Ini bukan pertama kalinya seorang presiden AS menolak pengadilan tertinggi negara itu, kata Craig Smith, seorang profesor hukum tambahan di Colleges of Law. Pada tahun 1832, Presiden Andrew Jackson mengabaikan putusan Mahkamah Agung ketika ia secara paksa memindahkan suku Cherokee ke barat sepanjang “Trail of Tears.” Pada saat itu, Jackson dilaporkan menantang Ketua Mahkamah Agung John Marshall dengan mengatakan “Ketua Mahkamah Agung Marshall telah membuat keputusannya, sekarang biarkan dia menegakkannya.”
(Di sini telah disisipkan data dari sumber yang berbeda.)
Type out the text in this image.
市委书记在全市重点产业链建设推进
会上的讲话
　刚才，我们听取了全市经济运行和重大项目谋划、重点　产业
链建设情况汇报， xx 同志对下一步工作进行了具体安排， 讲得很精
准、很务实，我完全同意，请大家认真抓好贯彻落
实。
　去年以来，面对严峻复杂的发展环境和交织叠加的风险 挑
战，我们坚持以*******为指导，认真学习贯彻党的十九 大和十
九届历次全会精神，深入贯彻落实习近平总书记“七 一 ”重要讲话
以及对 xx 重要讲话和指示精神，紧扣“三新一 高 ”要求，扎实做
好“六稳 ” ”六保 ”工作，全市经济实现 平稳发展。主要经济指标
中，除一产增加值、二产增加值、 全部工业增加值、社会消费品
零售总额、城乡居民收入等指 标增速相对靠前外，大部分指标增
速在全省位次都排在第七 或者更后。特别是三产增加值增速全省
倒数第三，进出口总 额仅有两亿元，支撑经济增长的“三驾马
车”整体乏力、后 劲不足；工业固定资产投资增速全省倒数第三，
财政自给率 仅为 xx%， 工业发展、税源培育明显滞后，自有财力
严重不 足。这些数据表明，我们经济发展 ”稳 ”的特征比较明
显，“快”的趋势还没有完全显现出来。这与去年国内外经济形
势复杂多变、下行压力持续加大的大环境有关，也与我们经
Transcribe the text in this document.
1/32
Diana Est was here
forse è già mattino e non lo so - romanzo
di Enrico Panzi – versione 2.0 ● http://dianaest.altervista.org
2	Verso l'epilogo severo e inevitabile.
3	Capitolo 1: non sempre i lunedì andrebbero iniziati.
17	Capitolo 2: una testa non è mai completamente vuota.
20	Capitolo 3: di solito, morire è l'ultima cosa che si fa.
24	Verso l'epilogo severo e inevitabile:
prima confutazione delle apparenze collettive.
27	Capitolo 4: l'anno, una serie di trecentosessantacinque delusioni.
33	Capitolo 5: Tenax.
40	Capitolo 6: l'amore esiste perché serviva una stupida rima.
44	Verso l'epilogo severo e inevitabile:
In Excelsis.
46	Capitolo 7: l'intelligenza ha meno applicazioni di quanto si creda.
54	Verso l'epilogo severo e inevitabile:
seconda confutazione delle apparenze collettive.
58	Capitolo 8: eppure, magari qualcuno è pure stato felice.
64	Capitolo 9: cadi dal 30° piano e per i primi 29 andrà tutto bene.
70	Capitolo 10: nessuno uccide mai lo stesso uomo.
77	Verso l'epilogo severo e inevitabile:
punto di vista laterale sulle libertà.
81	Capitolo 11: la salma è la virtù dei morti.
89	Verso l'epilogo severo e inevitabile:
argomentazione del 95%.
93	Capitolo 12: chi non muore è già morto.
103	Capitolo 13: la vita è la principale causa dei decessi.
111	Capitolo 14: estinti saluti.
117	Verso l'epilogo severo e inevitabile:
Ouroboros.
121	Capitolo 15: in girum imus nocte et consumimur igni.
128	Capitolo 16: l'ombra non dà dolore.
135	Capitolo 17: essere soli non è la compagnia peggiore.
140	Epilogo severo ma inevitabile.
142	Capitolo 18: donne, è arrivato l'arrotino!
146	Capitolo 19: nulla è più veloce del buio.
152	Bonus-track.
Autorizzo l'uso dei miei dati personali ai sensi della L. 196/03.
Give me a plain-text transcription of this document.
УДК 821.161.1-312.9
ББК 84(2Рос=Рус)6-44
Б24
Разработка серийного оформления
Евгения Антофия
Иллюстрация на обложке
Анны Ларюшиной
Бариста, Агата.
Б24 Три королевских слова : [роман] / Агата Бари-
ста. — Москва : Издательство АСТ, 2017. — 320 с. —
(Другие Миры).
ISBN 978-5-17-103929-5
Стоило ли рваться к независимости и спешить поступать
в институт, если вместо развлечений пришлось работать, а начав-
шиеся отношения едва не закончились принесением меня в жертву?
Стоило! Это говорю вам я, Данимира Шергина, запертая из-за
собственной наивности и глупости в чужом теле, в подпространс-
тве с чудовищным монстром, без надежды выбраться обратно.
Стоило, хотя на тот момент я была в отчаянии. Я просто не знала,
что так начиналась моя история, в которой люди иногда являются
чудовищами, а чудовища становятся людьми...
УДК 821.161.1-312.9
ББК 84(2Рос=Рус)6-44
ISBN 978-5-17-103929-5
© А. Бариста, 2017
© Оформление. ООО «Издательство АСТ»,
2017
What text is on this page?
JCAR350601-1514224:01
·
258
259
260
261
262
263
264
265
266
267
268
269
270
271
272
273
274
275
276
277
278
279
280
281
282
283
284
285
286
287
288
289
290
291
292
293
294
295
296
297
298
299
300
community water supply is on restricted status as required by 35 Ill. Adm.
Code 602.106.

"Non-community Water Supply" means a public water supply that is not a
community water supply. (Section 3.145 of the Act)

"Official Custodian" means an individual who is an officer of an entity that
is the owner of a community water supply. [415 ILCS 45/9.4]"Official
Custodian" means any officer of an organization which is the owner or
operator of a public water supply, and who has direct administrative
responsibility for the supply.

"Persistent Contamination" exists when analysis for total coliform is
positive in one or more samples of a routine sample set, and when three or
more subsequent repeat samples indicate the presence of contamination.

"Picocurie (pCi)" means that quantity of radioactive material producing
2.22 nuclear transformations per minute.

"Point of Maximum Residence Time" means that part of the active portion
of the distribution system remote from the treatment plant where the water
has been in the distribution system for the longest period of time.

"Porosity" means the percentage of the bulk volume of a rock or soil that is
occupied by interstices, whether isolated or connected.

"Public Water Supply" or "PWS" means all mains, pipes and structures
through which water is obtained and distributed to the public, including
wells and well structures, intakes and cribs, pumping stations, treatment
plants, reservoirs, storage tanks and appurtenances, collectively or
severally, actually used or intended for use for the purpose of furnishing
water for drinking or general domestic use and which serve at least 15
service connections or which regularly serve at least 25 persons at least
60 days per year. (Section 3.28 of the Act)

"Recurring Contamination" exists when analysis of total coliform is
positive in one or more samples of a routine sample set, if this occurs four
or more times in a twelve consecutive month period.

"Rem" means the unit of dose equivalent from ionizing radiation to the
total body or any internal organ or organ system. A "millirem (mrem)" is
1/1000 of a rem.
Konflik sebelumnya menyoroti masalah utama tentang putusan Mahkamah Agung bahwa penegakan perintah pengadilan sebagian besar menjadi tanggung jawab cabang eksekutif, kata Smith.
“Pasal III Konstitusi menetapkan Mahkamah Agung sebagai pihak yang memiliki kata terakhir dalam hukum. Masalahnya adalah bahwa Mahkamah Agung dan pengadilan federal yang lebih rendah memiliki sedikit opsi dalam cara untuk menegakkan putusan dan perintah mereka,” kata Smith kepada Fortune.
Hanya Kongres yang pada akhirnya dapat menghapus presiden dari kekuasaan melalui proses pemakzulan yang sulit. Meskipun beberapa presiden telah dimakzulkan oleh Dewan Perwakilan Rakyat, tidak satupun yang pernah dihukum oleh Senat dan dipecat dari jabatan. Presiden Trump dimakzulkan dua kali, pada tahun 2019 dan 2021, tetapi akhirnya dibebaskan oleh Senat.
Saat ini, konflik atas Garcia yang dideportasi telah meningkatkan konflik antara Trump dan Mahkamah Agung, tetapi kedua belah pihak berjalan dengan hati-hati, kata profesor hukum UC Berkeley Stavros Gadinis.
“Sampai saat ini, kedua belah pihak mencari cara untuk menghindari konfrontasi terakhir ini,” kata Gadinis kepada Fortune.
“Trump berhati-hati untuk mengklaim kewenangan presiden sesuai dengan hukum, dan menyajikan reaksinya terhadap perintah pengadilan sebagai sesuatu yang tidak praktis atau tidak mungkin dilakukan (misalnya, mengembalikan individu yang dideportasi dengan keliru). Dan pengadilan berhati-hati untuk menghindari menyatakan perintah presiden sebagai ilegal secara langsung.”